In an August 2012 custody hearing surrounding a child participant on the show, a court-appointed psychologist said, "Children adorned with pageantry identities are not 'playing' or 'pretending.' Instead, they are trained to closely resemble their adult counterparts." One mother on the show was criticized for padding her daughter's chest to resemble Dolly Parton's and another was criticized for asking her daughter to smoke fake cigarettes on stage.

==Spin-offs==
A spin-off series, Eden's World, began in March 2012 and focused on Eden Wood, her family, and her manager. In the show, Wood helped other girls to compete in pageants. The show was canceled a few months later.

Here Comes Honey Boo Boo, a second spin-off, starring Alana "Honey Boo Boo" Thompson and her family began on August 8, 2012. The series was a reality show depicting contestant Honey Boo Boo, her parents, and her older sisters going about their lives outside of pageants. The show was canceled in 2014, after Thompson's mother was found to be in a relationship with a convicted sex offender.
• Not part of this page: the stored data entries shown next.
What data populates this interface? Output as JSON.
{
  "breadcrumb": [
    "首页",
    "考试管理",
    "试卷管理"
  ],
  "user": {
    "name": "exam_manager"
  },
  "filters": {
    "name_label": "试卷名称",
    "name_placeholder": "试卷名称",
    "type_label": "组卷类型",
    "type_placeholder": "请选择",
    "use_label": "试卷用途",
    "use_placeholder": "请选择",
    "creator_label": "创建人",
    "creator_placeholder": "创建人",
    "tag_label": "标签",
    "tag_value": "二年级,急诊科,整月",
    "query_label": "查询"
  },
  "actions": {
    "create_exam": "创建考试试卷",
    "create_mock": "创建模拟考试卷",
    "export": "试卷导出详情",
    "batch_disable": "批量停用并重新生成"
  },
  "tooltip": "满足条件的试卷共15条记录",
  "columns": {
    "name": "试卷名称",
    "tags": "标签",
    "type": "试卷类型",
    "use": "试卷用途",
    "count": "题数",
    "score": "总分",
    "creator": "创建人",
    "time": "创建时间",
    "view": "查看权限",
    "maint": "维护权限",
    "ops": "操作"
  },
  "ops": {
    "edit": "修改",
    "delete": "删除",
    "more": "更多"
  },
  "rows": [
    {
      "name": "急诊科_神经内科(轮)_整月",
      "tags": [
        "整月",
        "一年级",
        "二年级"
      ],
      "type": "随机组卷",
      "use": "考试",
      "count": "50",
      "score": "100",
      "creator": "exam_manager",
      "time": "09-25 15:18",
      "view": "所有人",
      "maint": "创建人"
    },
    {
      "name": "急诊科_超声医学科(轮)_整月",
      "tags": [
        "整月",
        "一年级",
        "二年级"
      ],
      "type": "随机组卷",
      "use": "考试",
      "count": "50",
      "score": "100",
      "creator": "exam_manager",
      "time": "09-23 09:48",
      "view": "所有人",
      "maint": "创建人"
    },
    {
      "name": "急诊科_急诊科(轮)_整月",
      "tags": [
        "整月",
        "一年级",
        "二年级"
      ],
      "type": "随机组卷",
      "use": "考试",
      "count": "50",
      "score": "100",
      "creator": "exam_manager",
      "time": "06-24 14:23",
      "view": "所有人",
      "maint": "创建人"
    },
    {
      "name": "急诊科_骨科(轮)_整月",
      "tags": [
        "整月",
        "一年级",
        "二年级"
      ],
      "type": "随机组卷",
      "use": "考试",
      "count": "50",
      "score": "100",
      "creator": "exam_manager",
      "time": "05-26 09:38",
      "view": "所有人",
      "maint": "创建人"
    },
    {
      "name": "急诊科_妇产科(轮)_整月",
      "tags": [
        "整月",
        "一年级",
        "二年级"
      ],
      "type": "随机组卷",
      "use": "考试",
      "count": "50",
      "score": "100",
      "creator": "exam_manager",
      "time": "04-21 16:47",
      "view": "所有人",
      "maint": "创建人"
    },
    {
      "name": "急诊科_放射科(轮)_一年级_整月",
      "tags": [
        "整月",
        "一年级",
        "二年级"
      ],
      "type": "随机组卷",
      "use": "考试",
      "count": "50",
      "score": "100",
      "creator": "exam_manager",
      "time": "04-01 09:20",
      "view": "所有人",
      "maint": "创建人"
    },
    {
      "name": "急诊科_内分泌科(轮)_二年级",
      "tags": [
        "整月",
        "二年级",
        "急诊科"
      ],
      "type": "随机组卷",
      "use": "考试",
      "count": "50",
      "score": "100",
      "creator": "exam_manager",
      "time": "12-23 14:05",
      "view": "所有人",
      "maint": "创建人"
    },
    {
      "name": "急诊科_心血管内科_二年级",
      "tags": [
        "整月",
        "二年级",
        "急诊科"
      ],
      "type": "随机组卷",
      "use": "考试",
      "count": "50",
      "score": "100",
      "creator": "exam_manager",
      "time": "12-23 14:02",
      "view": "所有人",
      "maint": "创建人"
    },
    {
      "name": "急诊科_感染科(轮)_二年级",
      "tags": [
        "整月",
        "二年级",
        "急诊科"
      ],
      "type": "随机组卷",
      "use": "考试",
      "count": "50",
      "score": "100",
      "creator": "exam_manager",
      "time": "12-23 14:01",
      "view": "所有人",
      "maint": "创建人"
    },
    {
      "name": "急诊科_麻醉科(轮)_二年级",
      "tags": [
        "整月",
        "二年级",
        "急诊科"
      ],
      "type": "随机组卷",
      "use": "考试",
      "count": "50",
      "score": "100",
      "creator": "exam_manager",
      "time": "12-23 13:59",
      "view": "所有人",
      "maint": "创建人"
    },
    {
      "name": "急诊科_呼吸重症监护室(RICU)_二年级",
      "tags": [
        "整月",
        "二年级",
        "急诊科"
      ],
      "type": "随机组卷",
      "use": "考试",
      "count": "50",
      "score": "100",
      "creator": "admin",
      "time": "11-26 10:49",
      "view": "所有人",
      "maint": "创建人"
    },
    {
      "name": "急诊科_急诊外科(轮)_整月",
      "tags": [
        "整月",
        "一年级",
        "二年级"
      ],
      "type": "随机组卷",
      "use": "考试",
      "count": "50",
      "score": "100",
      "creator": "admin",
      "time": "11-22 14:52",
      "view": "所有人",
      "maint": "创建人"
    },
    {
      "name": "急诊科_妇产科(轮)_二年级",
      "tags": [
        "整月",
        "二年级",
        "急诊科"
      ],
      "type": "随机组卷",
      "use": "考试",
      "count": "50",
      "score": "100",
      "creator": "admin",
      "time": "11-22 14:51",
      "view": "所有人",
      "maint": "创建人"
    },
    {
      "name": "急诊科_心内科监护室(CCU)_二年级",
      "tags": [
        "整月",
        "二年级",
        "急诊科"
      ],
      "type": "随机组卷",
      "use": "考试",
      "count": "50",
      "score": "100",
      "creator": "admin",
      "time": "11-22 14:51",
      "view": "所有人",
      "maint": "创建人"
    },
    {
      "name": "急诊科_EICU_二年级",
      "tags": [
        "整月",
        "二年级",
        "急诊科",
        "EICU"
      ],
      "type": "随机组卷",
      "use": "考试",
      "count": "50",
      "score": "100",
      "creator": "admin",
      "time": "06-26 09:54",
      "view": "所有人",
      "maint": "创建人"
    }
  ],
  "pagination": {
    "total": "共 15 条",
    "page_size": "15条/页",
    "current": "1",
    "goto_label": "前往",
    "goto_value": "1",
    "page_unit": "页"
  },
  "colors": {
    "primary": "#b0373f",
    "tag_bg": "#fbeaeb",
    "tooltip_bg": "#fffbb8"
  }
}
Another spin-off, Cheer Perfection, began on December 21, 2012. The series features several of the children and their families from episodes of Toddlers & Tiaras. This reality series focuses on their cheer club Cheer Time Revolution and the drama with the mothers around the gym.

A fourth spin-off, Little Miss Atlanta, aired in 2016. This series followed contestants in the Little Miss Black US Pageant.